João Leiras, funcionário do café "Secular", concorda globalmente com a lei do tabaco, embora salvaguarde que os espaços de diversão nocturna não deveriam ser contemplados pela lei – que estipula que é proibido fumar em todos os espaços fechados. Apesar das limitações, o entrevistado não aponta quaisquer alterações em termos de negócio, pois, se por um lado, se perderam certos clientes, essa perda foi compensada pelo ganho de outros. Quando questionado relativamente à justeza da lei – que postula que o proprietário pode ser multado, na eventualidade de um cliente ser apanhado a fumar no interior do seu estabelecimento – João atenta no civismo, quer do cliente, quer do empregado, como uma variável decisiva na atribuição da responsabilidade.
Já Firmino Fernandes, embora de acordo com a nova legislação, refere que o Governo colheria maiores dividendos económicos, caso reconhecesse a possibilidade de fumar em locais fechados como uma opção.
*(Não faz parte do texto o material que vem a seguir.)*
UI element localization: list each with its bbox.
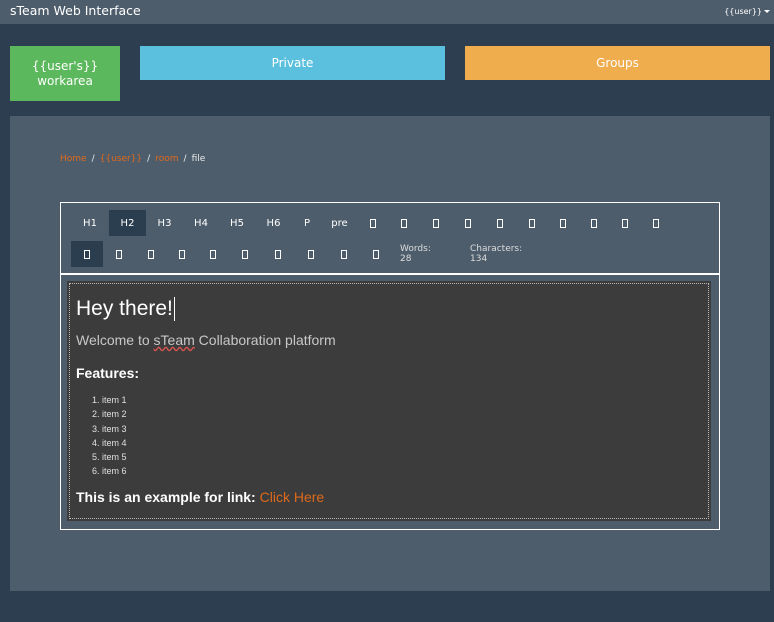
heading-h1-button[interactable]: H1 [71,210,109,236]
heading-h5-label: H5 [230,217,244,229]
document-heading-text: Hey there! [76,297,173,320]
code-icon[interactable] [363,241,389,267]
breadcrumb-user[interactable]: {{user}} [100,154,143,164]
italic-icon[interactable] [391,210,417,236]
toolbar-divider [61,273,719,275]
breadcrumb-separator: / [183,154,187,164]
click-here-link[interactable]: Click Here [260,489,325,505]
undo-icon[interactable] [298,241,324,267]
justify-icon[interactable] [106,241,132,267]
features-list: item 1 item 2 item 3 item 4 item 5 item … [76,393,127,479]
align-left-icon[interactable] [612,210,638,236]
preformatted-label: pre [331,217,348,229]
heading-h6-label: H6 [266,217,281,229]
features-heading[interactable]: Features: [76,365,139,381]
underline-icon[interactable] [423,210,449,236]
paragraph-label: P [303,217,311,229]
unlink-icon[interactable] [169,241,195,267]
list-item[interactable]: item 4 [102,436,127,450]
caret-down-icon [764,10,770,13]
list-item[interactable]: item 2 [102,407,127,421]
indent-icon[interactable] [550,210,576,236]
heading-h2-button[interactable]: H2 [109,210,146,236]
link-example: This is an example for link: Click Here [76,489,324,505]
user-menu-label: {{user}} [724,7,762,16]
breadcrumb: Home / {{user}} / room / file [60,154,205,164]
private-tile[interactable]: Private [140,46,445,80]
word-count: Words: 28 [400,244,431,264]
preformatted-button[interactable]: pre [322,210,357,236]
heading-h1-label: H1 [83,217,97,229]
paragraph-button[interactable]: P [292,210,322,236]
link-example-label: This is an example for link: [76,489,260,505]
breadcrumb-room[interactable]: room [155,154,178,164]
breadcrumb-home[interactable]: Home [60,154,87,164]
spellcheck-word: sTeam [153,332,195,348]
breadcrumb-file: file [191,154,206,164]
user-menu[interactable]: {{user}} [724,7,770,16]
redo-icon[interactable] [331,241,357,267]
brand-title[interactable]: sTeam Web Interface [10,3,141,18]
table-icon[interactable] [232,241,258,267]
breadcrumb-separator: / [91,154,95,164]
groups-label: Groups [596,56,639,70]
heading-h6-button[interactable]: H6 [255,210,292,236]
list-item[interactable]: item 6 [102,464,127,478]
groups-tile[interactable]: Groups [465,46,770,80]
align-right-icon[interactable] [71,241,103,267]
editor-content-area[interactable]: Hey there! Welcome to sTeam Collaboratio… [67,281,711,521]
heading-h2-label: H2 [120,217,135,229]
list-item[interactable]: item 5 [102,450,127,464]
heading-h5-button[interactable]: H5 [219,210,255,236]
subtitle-before: Welcome to [76,332,154,348]
character-count: Characters: 134 [470,244,523,264]
list-item[interactable]: item 3 [102,422,127,436]
document-subtitle[interactable]: Welcome to sTeam Collaboration platform [76,332,336,348]
image-icon[interactable] [200,241,226,267]
heading-h3-label: H3 [157,217,172,229]
subtitle-after: Collaboration platform [194,332,336,348]
strikethrough-icon[interactable] [455,210,481,236]
text-cursor [173,297,175,322]
heading-h4-button[interactable]: H4 [183,210,219,236]
list-item[interactable]: item 1 [102,393,127,407]
horizontal-rule-icon[interactable] [265,241,291,267]
ordered-list-icon[interactable] [487,210,513,236]
align-center-icon[interactable] [643,210,669,236]
workarea-owner-label: {{user's}} [31,58,99,73]
navbar: sTeam Web Interface {{user}} [0,0,774,24]
workarea-tile[interactable]: {{user's}} workarea [10,46,120,101]
heading-h4-label: H4 [194,217,208,229]
private-label: Private [271,56,314,70]
outdent-icon[interactable] [581,210,607,236]
workarea-label: workarea [37,73,93,88]
unordered-list-icon[interactable] [519,210,545,236]
document-heading[interactable]: Hey there! [76,297,175,322]
bold-icon[interactable] [360,210,386,236]
heading-h3-button[interactable]: H3 [146,210,183,236]
breadcrumb-separator: / [147,154,151,164]
rich-text-editor: H1 H2 H3 H4 H5 H6 P pre Words: 28 Charac… [60,202,720,530]
link-icon[interactable] [138,241,164,267]
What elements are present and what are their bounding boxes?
Este comerciante, proprietário do café “Diobar”, considera ainda injusto que a lei obrigue o proprietário a pagar uma multa, sempre que um cliente desobediente opte por fumar no interior do seu estabelecimento. Tal traduz-se, na óptica do dono do café, num duplo trabalho para o proprietário. No entanto, ressalva que, embora como comerciante tenha notado um decréscimo no número de clientes – 90% dos frequentadores da casa era fumadores –, a lei tenha produzido reflexos positivos sobretudo ao nível do ambiente no interior do café, que Firmino Fernandes refere estar “muito mais limpo”. Ainda assim, considera que a lei peca por falta de precisão no que diz respeito aos exaustores.
Trata-se de uma opinião partilhada pela psicóloga Verónica Chaves. A especialista observa que, no Brasil, de onde é natural, a lei conta já dez anos de existência e esbarrou na resistência que agora encontra em Portugal. Contudo, acrescenta que se trata de uma reacção natural numa primeira etapa, e que, com tempo, tal como sucedeu em terras de Vera Cruz, as pessoas adaptar-se-ão e reconhecerão os benefícios da legislação. Ao nível dos comportamentos, reconhece que tem frequentado mais cafés desde a entrada em vigor da Lei Anti-Tabaco e, à semelhança do que sucedeu no Brasil, prevê uma diminuição significativa do número de fumadores em território luso.
Deve recordar-se que a lei estipula a proibição de fumar em espaços fechados, quando não existam condições de evacuação de fumo e, ao existirem, a área destinada aos fumadores não possa ultrapassar os 30% da lotação total do estabelecimento.
Na eventualidade de infracção, as coimas em vigor variam entre 50 e 750 euros, para o fumador, e entre 50 e 1000 euros, para o estabelecimento.
Embora genericamente consensual, a legislação parece dividir opiniões no que concerne a detalhes – nomeadamente, na especificação da área a reservar aos fumadores e na definição das condições específicas a que devem obedecer os exaustores.

1 comentário:
Olá,
O texto de vocês é muito bom. A condução da reportagem está óptima e leva o leitor a crescer junto com as informações. É um texto maduro e claro. Gostei muito. Mas, como estamos a fazer ciberjornalismo, vocês deveriam ter colocado links. Era preciso disponibilizar online, no mínimo, a Lei do Tabaco, para que o usuário pudesse acessá-la. Também deveriam dizer, logo nos primeiros parágrafos, que estavam em Braga, para localizar a pessoa que estivesse a ler.
Alguns pequenos ajustes e o texto estaria pronto para ser publicado.